JMJ 2011 – Brasil candidato

Conferência Episcopal aprova proposta de candidatura do país

INDAIATUBA, segunda-feira, 7 de maio de 2007 (ZENIT.org).- Os bispos reunidos na 45ª Assembléia Geral da CNBB (Conferência Nacional dos Bispos do Brasil) aprovaram esse domingo a proposta de apresentar o Brasil como candidato para acolher a Jornada Mundial da Juventude (JMJ).

O evento, que acontece a cada três anos, reúne mais de um milhão de jovens.

O pedido da candidatura do Brasil foi apresentado pelo Setor Juventude da Comissão Episcopal Pastoral para o Laicato, da CNBB.

O presidente da Comissão, Dom Mauro Montagnoli, bispo de Ilhéus (nordeste do Brasil), defendeu o pedido enumerando os benefícios que a Jornada traz ao país que a acolhe.

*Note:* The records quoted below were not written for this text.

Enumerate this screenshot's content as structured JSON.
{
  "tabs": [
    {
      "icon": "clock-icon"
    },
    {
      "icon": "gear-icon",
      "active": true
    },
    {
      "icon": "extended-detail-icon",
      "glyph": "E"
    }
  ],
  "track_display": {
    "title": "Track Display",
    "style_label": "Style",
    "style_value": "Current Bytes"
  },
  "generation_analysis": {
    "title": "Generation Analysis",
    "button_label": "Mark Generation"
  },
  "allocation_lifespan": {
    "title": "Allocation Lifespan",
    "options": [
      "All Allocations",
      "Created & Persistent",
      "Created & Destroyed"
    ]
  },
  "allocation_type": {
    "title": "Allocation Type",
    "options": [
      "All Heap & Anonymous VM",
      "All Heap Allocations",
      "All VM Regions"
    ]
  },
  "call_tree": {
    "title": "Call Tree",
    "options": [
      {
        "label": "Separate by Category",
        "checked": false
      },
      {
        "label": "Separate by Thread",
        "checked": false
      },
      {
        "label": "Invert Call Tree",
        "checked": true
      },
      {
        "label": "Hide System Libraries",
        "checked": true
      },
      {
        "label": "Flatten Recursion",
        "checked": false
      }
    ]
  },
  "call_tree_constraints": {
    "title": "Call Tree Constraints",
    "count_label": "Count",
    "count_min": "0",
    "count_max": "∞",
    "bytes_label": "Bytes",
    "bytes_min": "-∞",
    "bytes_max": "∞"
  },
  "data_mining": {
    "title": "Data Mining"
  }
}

Segundo a CNBB, o governo brasileiro, através de sua Secretaria Nacional da Juventude, já manifestou apoio à iniciativa.

A JMJ foi criada por João Paulo II em 1986. Já se celebrou em Roma, na Argentina, Polônia, Estados Unidos, Filipinas, França, Canadá. A última edição, já realizada por Bento XVI, aconteceu em seu país natal, Alemanha, na cidade de Colônia.

O Brasil se candidataria possivelmente para a edição de 2011 da JMJ, já que a próxima Jornada acontecerá em Sydney, Austrália, em julho de 2008.

Evangelização dos jovens
Os bispos brasileiros, reunidos até dia 9 em Itaici (município de Indaiatuba, São Paulo), aprovaram nesta assembléia plenária o documento «Evangelização da Juventude».

O texto fora elaborado na assembléia dos bispos de 2006. Ao longo do ano, recebeu observações e aperfeiçoamentos dos grupos de jovens e das dioceses.

Com a aprovação, será publicado em breve como documento oficial da CNBB.

«A Igreja quer demonstrar toda a sua solicitude para com os jovens. Quer ouvi-los e formá-los, para que eles se tornem discípulos de Jesus Cristo e missionários», destacou o arcebispo de Porto Alegre (sul do Brasil), Dom Dadeus Grings.

Segundo o arcebispo de Belo Horizonte (sudeste do Brasil), o grande objetivo é fazer «a opção pelos jovens, de modo que eles participem da Igreja, sejam a Igreja, tenham espaço na Igreja, e, partir da Igreja, evangelizem outros jovens».

«O desafio maior é compreender permanentemente e com clareza a subjetividade do jovem», destacou.

«Isso de modo que possamos manter diálogo, fazer propostas, abrir novos caminhos, intuir as dinâmicas necessárias para que o jovem viva a sua experiência, considerando a evolução rápida e a grande mudança que ocorre nesse contexto», referiu o arcebispo.